Shout out to forms which error out with "Password too long! Must be at most ten ...

nullfield · 2024-03-08T19:45:04.000000Z

I suspect, somehow, that this is stupidity with the bank's processing core systems, which ... things are weird with financials.

They buy someone out, and now there are two systems. Glued together with duct tape. Then they release a new web product, or mobile app, or whatever, and that gets taped on too. Duct tape and spit all the way down, with everything eventually limited by the most broken part (if you're lucky).

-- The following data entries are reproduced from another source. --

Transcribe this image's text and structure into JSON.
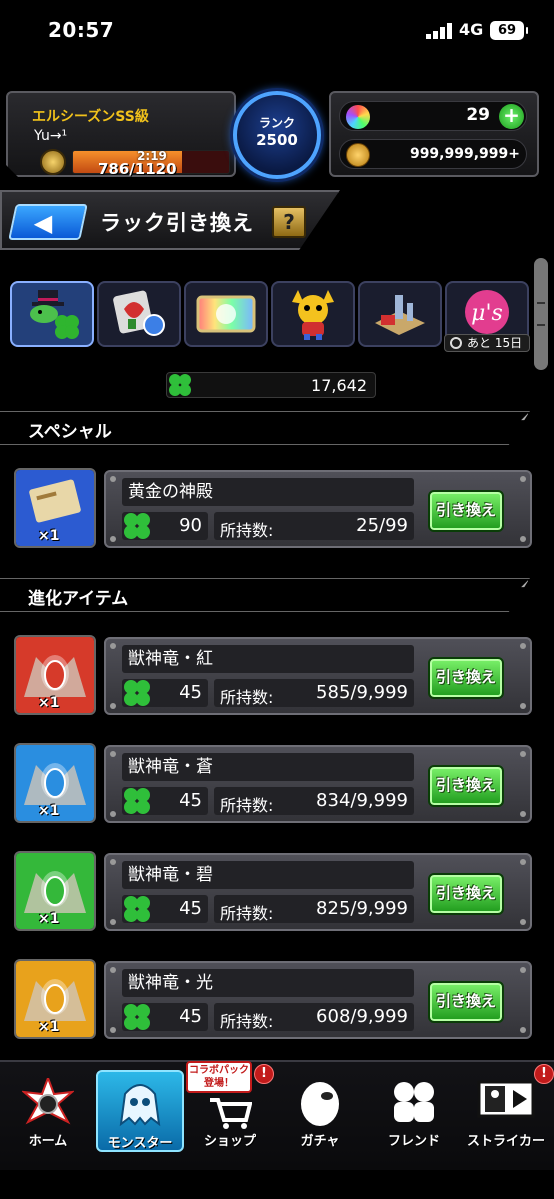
{
  "status_bar": {
    "time": "20:57",
    "network": "4G",
    "battery": "69"
  },
  "player": {
    "rank_class": "エルシーズンSS級",
    "name": "Yu→¹",
    "stamina_timer": "2:19",
    "stamina": "786/1120",
    "stamina_fraction": 0.7
  },
  "rank": {
    "label": "ランク",
    "value": "2500"
  },
  "currency": {
    "orbs": "29",
    "gold": "999,999,999+"
  },
  "title": {
    "text": "ラック引き換え",
    "help": "?"
  },
  "categories": [
    {
      "icon": "clover-hat-icon",
      "active": true
    },
    {
      "icon": "potion-icon",
      "active": false
    },
    {
      "icon": "rainbow-ticket-icon",
      "active": false
    },
    {
      "icon": "monster-character-icon",
      "active": false
    },
    {
      "icon": "tower-stage-icon",
      "active": false
    },
    {
      "icon": "collab-logo-icon",
      "active": false
    }
  ],
  "deadline": "あと 15日",
  "luck_total": "17,642",
  "sections": {
    "special": "スペシャル",
    "evolution": "進化アイテム"
  },
  "exchange_label": "引き換え",
  "owned_label": "所持数:",
  "special_items": [
    {
      "name": "黄金の神殿",
      "cost": "90",
      "owned": "25/99",
      "qty": "×1",
      "color": "#2c5bd1"
    }
  ],
  "evolution_items": [
    {
      "name": "獣神竜・紅",
      "cost": "45",
      "owned": "585/9,999",
      "qty": "×1",
      "color": "#d63a2a"
    },
    {
      "name": "獣神竜・蒼",
      "cost": "45",
      "owned": "834/9,999",
      "qty": "×1",
      "color": "#2a8ee0"
    },
    {
      "name": "獣神竜・碧",
      "cost": "45",
      "owned": "825/9,999",
      "qty": "×1",
      "color": "#34b83a"
    },
    {
      "name": "獣神竜・光",
      "cost": "45",
      "owned": "608/9,999",
      "qty": "×1",
      "color": "#e8a21c"
    }
  ],
  "bottom_nav": {
    "home": "ホーム",
    "monster": "モンスター",
    "shop": "ショップ",
    "gacha": "ガチャ",
    "friend": "フレンド",
    "striker": "ストライカー",
    "collab_badge": "コラボパック登場！"
  }
}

kdomanski · 2024-03-08T12:20:56.000000Z

Yeah, banks unfortunately have their opinionated checklists of “best practices”, also know as “what every other bank does”.

alwaysbeconsing · 2024-03-08T16:56:58.000000Z

Very frustrating that any place where I can store code has way more security than what's more important to me: place where I store my money. Financial companies still using SMS for 2FA!

tdudhhu · 2024-03-08T12:21:52.000000Z

Sometimes I can understand this because banks work with old software that just has these restrictions.

But modern apps: just give us Unicode support. And maybe a limit of 255 characters, but not less.

tazu · 2024-03-08T16:52:54.000000Z

Noticed the other day BCrypt has a max input size of 72 bytes.

tdudhhu · 2024-03-09T08:03:57.000000Z

Ah ofcourse. My bad. I was thinking about other restrictions like usernames. For passwords there should not be any.

tazu · 2024-03-10T04:35:07.000000Z

That's what I'm saying. Passwords should probably have a reasonable limit like 72 bytes.

tazu · 2024-03-08T16:53:38.000000Z

Ran into this with TikTok "Creator Marketplace" (for buying ads), password limit of 20 characters... $200B company.